Philippine startups maintain cap tables reflecting share classes issued under the Revised Corporation Code, and any issuance or transfer of shares generally needs to be reflected in filings with the Securities and Exchange Commission. As in other markets, an inaccurate or informally-tracked cap table is a common red flag that comes up when a Philippine startup goes through due diligence for its first institutional round.

Added July 16, 2026

Term Sheet

Funding Investment

A term sheet is a short document laying out the key terms both sides agree to before the full legal paperwork of a funding round is drafted.

A term sheet summarizes the core deal points — how much is being invested, at what valuation, what type of shares the investor gets, board seat and information rights, liquidation preference, anti-dilution protection, and pro-rata rights for future rounds — in a few pages, before lawyers draft the full, legally binding definitive agreements. Most of a term sheet is explicitly non-binding, meaning either side can still walk away, except for a few sections that are binding by design, like confidentiality and exclusivity (also called a “no-shop” clause, which blocks the founder from shopping the deal to other investors for a set period).

Signing a term sheet is a strong signal of serious intent and usually kicks off the due diligence period, but it is not the same as money actually landing in the company’s bank account. For founders, the headline valuation number is often the least important part to negotiate hard on — terms like liquidation preference and board control tend to matter far more to the eventual outcome than a slightly higher or lower price.

A common beginner mistake is treating the term sheet as a formality since it “looks simple” — first-time founders should still have a lawyer review it carefully, since standard-looking clauses can hide meaningfully founder-unfriendly terms.

🇵🇭 Philippine Example

Philippine funding rounds — whether from an angel network, a VC fund, or a corporate investor — generally follow this same term-sheet-then-definitive-agreement sequence. Once a deal closes, the issuance of new shares typically also requires updating the company's Articles of Incorporation or share records with the Securities and Exchange Commission, an extra local compliance step layered on top of the usual term sheet and closing documents.

Added July 16, 2026

VC (Venture Capital)

Funding Investment

Venture capital is money invested by professional firms into high-growth startups in exchange for equity, usually once there's some traction.

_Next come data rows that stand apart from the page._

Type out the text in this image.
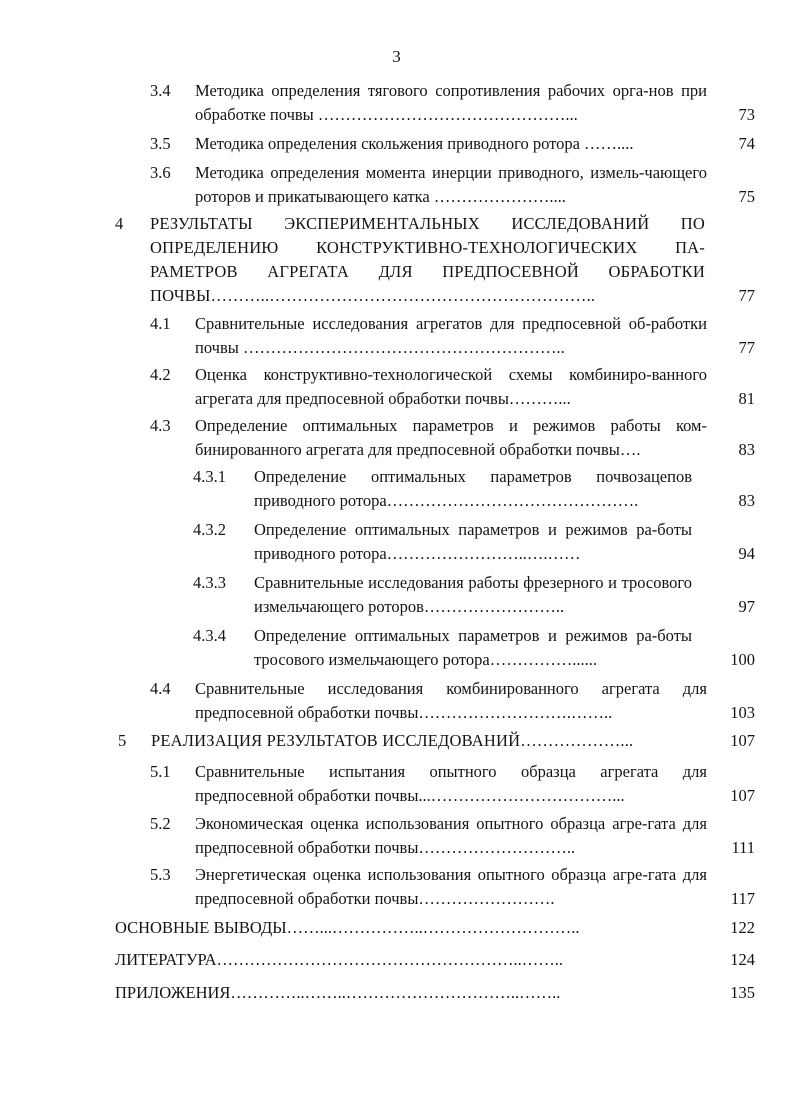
3
3.4 Методика определения тягового сопротивления рабочих орга-нов при обработке почвы ………………………………………...	73
3.5 Методика определения скольжения приводного ротора ……....	74
3.6 Методика определения момента инерции приводного, измель-чающего роторов и прикатывающего катка …………………....	75
4 РЕЗУЛЬТАТЫ ЭКСПЕРИМЕНТАЛЬНЫХ ИССЛЕДОВАНИЙ ПО ОПРЕДЕЛЕНИЮ КОНСТРУКТИВНО-ТЕХНОЛОГИЧЕСКИХ ПА-РАМЕТРОВ АГРЕГАТА ДЛЯ ПРЕДПОСЕВНОЙ ОБРАБОТКИ ПОЧВЫ………..…………………………………………………..	77
4.1 Сравнительные исследования агрегатов для предпосевной об-работки почвы …………………………………………………..	77
4.2 Оценка конструктивно-технологической схемы комбиниро-ванного агрегата для предпосевной обработки почвы………...	81
4.3 Определение оптимальных параметров и режимов работы ком-бинированного агрегата для предпосевной обработки почвы….	83
4.3.1 Определение оптимальных параметров почвозацепов приводного ротора……………………………………….	83
4.3.2 Определение оптимальных параметров и режимов ра-боты приводного ротора……………………..….……	94
4.3.3 Сравнительные исследования работы фрезерного и тросового измельчающего роторов……………………..	97
4.3.4 Определение оптимальных параметров и режимов ра-боты тросового измельчающего ротора……………......	100
4.4 Сравнительные исследования комбинированного агрегата для предпосевной обработки почвы……………………….……..	103
5 РЕАЛИЗАЦИЯ РЕЗУЛЬТАТОВ ИССЛЕДОВАНИЙ………………...	107
5.1 Сравнительные испытания опытного образца агрегата для предпосевной обработки почвы...……………………………...	107
5.2 Экономическая оценка использования опытного образца агре-гата для предпосевной обработки почвы………………………..	111
5.3 Энергетическая оценка использования опытного образца агре-гата для предпосевной обработки почвы…………………….	117
ОСНОВНЫЕ ВЫВОДЫ……...……………..………………………..	122
ЛИТЕРАТУРА………………………………………………..……..	124
ПРИЛОЖЕНИЯ…………..……..…………………………..……..	135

A VC firm raises a pooled fund from its own investors (called limited partners, or LPs) and then invests that fund into a portfolio of startups, expecting most to fail but a few to grow big enough to return the whole fund many times over. Unlike an angel writing a personal check, a VC firm is investing other people’s money and answers to them — which is part of why VC deals come with more formal governance: board seats, information rights, protective provisions, and structured follow-on rounds.

VCs typically specialize by stage (seed, Series A, growth) and sometimes by sector, and a lead VC in a round usually sets the price (valuation) and terms that other investors in the same round follow. For founders, taking VC money means accepting outside oversight and a growth-at-scale expectation in exchange for larger checks than angels or bootstrapping can provide.

The nuance: not every business should raise VC money — VCs need a path to a very large outcome to make their model work, so a solid, profitable business that will stay modest-sized is often a poor fit for venture capital even if it’s a genuinely good business.

🇵🇭 Philippine Example

Several VC firms actively invest in Philippine startups, including Wavemaker Partners, Kickstart Ventures (the corporate VC arm of Globe Telecom), Foxmont Capital Partners, and Openspace Ventures. These firms have participated in real, publicly reported Philippine deals — for example, Wavemaker Partners was an investor in GrowSari's $77.5 million Series C round, and Kickstart Ventures and Foxmont Capital both participated in Kumu's Series B.